Creatine phosphokinase (CPK) elevated > 3 x ULN at screening visit or history of drug-induced myopathy.
History of malignancy within 5 years before screening (exceptions: squamous and basal cell carcinomas of the skin and carcinoma of the cervix in situ, or a malignancy that in the opinion of the investigator, with concurrence with the sponsor's medical monitor, is considered cured with minimal risk of recurrence).
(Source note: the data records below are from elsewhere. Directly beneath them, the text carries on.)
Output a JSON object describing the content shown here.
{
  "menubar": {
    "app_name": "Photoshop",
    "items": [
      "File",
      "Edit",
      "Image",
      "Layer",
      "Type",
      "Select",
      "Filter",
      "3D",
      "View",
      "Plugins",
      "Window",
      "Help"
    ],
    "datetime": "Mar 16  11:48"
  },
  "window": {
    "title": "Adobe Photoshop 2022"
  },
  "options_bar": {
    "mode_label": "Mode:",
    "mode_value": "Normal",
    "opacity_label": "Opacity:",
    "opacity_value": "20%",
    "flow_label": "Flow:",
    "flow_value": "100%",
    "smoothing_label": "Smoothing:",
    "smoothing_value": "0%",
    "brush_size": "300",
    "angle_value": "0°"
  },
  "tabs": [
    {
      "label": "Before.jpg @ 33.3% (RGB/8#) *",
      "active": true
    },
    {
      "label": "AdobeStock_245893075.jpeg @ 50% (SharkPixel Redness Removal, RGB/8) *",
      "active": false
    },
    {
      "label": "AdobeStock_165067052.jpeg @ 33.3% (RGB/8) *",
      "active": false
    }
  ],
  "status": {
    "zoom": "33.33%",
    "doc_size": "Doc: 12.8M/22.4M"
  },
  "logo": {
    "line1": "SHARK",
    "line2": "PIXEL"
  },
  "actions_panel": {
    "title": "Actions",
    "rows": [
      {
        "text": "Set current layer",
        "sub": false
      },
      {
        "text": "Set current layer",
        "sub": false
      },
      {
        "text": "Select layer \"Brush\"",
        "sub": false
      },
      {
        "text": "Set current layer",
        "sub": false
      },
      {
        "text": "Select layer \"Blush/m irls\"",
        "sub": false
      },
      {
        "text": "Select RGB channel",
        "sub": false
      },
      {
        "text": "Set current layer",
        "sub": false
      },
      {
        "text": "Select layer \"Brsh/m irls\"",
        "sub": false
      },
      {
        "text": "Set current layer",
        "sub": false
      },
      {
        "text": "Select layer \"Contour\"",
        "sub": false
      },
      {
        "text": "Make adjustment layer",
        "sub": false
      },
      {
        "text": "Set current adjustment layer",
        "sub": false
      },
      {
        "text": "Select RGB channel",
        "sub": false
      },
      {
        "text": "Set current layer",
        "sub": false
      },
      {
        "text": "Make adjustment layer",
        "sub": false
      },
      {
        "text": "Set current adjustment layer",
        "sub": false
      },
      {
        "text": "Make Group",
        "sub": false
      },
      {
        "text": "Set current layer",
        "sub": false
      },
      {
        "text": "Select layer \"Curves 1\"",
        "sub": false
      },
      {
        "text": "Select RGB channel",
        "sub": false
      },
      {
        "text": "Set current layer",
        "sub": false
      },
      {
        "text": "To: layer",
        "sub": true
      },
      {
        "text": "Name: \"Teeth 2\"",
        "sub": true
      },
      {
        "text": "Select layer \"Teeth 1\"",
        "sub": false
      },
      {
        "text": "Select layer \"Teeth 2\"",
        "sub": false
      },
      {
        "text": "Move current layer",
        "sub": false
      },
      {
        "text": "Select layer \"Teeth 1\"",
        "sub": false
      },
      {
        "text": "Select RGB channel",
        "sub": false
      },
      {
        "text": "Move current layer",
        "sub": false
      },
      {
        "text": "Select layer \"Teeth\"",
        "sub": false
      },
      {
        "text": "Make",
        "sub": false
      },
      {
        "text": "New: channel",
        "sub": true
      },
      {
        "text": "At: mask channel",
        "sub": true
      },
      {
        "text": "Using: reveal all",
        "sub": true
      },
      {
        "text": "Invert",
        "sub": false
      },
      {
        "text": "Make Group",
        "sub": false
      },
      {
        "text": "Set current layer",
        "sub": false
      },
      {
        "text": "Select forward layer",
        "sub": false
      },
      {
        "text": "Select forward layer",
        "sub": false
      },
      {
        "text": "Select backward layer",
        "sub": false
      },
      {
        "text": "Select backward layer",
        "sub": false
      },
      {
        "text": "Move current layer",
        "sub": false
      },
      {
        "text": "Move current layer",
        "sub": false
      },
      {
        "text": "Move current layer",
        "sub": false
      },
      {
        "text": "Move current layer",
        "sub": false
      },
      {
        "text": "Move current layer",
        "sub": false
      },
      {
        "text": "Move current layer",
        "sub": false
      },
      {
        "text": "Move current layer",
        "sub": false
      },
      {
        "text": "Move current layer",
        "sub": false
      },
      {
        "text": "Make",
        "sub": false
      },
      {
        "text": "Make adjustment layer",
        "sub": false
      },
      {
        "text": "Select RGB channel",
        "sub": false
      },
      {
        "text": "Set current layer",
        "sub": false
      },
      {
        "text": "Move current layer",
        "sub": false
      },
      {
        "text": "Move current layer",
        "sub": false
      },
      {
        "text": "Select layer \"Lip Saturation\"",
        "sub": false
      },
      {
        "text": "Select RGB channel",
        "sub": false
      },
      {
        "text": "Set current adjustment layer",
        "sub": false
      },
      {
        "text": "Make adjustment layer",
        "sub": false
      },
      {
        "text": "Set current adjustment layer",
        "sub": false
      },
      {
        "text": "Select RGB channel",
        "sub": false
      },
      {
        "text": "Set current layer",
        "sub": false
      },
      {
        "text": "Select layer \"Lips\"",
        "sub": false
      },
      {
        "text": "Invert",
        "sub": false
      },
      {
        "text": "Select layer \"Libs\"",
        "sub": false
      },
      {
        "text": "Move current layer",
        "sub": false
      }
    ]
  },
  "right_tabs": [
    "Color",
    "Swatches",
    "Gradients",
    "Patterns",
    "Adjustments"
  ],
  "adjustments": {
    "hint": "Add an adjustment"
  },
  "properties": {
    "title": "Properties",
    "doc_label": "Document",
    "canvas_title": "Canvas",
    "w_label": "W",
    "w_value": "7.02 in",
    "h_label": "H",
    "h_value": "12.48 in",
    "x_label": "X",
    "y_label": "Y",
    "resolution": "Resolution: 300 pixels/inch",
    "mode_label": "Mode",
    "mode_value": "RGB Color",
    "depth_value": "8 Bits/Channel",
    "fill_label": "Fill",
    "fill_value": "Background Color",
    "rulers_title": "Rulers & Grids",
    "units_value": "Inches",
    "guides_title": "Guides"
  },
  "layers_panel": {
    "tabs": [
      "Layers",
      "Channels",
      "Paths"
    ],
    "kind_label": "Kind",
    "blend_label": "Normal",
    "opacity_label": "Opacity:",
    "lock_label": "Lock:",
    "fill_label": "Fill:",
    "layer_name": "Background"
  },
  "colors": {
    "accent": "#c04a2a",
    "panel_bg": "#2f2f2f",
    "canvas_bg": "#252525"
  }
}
Participants who have had significant acute infection, e.g., COVID-19, influenza, local infection, acute gastrointestinal symptoms or any other clinically significant illness within two weeks before study drug administration.
Positive test at screening of any of the following: Hepatitis B (HBsAg), Hepatitis C (HCVAb), human immunodeficiency virus (HIV Ab) or syphilis AB.
Dosed with a small-molecule investigational drug within 3 months, or biologic investigational drug within 3 months or 5 half-lives (whichever is the longer) prior to first dose of this study.
History of drug and/or alcohol abuse or addiction. History (within 3 months of screening) of alcohol consumption exceeding 3 and 2 standard drinks per day on average (1 standard drink = 10 grams of alcohol) for male and female, respectively.
Within 2 weeks prior to admission, use of >5 cigarettes or equivalent nicotine-containing product per day.
Medical or social conditions that would potentially interfere with the participant's ability to comply with the study visit schedule or the study assessments.